Argonne National Laboratory

Fault Prediction Under the Mircroscope: A Closer Look into HPC Systems

TitleFault Prediction Under the Mircroscope: A Closer Look into HPC Systems
Publication TypeConference Paper
Year of Publication2012
AuthorsGainaru, A, Cappello, F, Snir, M, Kramer, W
Conference NameSC'12
Other NumbersANL/MCS-P3023-0812

A large percentage of computing capacity in today's large high-performance computing systems is wasted because of failures. Consequently current research is focusing on providing fault tolerance strategies that aim to minimize fault's effects on applications. By far the most popular technique is the checkpoint-restart strategy. A complement to this classical approach is failure avoidance, by which the occurrence of a fault is predicted and preventive measures are taken. This requires a reliable prediction system to anticipate failures and their locations. Thus far, research in this field has used ideal predictors that were not implemented in real HPC systems.

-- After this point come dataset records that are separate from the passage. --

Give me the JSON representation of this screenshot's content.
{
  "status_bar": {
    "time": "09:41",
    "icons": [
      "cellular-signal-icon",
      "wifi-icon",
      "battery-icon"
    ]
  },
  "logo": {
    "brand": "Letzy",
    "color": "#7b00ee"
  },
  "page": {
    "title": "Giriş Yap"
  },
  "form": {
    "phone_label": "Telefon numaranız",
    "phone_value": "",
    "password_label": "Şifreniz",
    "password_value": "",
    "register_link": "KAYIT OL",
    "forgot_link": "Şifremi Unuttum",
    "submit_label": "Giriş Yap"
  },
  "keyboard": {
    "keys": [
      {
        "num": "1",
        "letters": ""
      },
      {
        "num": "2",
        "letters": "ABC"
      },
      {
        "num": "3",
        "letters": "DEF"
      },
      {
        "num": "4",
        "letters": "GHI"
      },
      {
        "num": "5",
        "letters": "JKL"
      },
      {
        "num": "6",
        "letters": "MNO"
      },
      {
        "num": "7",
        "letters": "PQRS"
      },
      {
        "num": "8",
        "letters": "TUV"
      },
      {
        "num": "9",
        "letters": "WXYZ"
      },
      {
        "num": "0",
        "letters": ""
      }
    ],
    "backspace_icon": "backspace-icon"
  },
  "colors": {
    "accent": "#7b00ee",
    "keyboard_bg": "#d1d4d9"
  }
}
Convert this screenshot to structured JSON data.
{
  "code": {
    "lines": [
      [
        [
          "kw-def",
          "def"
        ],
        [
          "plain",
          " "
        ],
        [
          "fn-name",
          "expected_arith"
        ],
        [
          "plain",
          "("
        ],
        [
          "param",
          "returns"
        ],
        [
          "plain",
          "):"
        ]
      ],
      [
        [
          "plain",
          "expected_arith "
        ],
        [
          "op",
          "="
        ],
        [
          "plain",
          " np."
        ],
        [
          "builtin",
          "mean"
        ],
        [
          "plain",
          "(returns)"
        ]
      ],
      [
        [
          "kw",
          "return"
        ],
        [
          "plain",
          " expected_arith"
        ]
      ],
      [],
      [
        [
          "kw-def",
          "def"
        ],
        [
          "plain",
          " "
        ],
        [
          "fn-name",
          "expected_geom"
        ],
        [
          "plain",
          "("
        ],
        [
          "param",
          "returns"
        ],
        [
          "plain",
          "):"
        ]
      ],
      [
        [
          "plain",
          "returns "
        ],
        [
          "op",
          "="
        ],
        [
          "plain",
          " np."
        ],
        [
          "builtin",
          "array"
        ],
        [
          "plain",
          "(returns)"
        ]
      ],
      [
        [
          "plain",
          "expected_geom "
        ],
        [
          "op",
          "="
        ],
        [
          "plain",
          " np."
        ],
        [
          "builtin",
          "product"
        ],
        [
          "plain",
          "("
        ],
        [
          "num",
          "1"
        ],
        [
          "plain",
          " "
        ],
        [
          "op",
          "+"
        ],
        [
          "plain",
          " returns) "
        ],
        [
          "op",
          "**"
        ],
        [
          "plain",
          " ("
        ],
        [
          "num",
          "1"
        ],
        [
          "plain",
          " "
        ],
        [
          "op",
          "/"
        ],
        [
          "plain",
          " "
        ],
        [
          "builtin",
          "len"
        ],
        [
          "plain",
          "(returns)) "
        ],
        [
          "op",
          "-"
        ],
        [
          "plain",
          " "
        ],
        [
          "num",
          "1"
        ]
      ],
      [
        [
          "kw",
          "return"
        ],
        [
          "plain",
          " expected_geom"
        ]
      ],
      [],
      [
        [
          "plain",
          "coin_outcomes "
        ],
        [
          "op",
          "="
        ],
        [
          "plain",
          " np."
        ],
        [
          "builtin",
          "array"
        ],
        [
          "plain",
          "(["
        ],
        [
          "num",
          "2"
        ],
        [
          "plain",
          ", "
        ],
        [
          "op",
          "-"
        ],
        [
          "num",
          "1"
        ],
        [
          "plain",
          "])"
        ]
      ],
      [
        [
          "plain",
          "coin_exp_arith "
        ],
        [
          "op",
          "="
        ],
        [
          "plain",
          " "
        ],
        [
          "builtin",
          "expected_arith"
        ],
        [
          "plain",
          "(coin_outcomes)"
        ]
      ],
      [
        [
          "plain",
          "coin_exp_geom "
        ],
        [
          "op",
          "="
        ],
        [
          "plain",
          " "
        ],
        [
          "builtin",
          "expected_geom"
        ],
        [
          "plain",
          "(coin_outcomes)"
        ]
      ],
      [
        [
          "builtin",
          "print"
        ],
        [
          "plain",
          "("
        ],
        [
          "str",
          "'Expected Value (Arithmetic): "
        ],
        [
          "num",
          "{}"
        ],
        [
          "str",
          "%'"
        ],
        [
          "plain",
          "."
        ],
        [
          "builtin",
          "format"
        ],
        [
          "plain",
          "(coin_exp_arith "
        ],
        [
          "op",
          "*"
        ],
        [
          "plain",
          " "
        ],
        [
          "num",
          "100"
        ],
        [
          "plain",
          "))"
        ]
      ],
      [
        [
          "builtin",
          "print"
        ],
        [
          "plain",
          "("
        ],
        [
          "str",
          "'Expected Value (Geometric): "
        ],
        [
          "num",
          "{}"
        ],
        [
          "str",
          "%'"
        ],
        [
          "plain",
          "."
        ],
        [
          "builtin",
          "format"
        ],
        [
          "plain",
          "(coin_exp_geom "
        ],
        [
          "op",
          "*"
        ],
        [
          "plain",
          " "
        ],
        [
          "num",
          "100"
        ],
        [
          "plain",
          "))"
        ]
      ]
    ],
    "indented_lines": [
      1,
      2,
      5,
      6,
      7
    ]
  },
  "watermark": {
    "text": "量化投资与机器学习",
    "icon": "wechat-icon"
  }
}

In this paper, we merge signal analysis concepts with data mining techniques to extend the ELSA (Event Log Signal Analyzer) toolkit and offer an adaptive and more efficient prediction module. Our goal is to provide models that characterize the normal behavior of a system and the way faults affect it. Being able to detect deviations from normality quickly is the foundation of accurate fault prediction. However, this is challenging because component failure dynamics are heterogeneous in space and time. To this end, a large part of the paper is focused on a detailed analysis of the prediction method, by applying it to two large-scale systems and by investigating the characteristics and bottlenecks of each step of the prediction process. Furthermore, we analyze the prediction's precision and recall impact on current checkpointing strategies and highlight future improvements and directions for research in this field.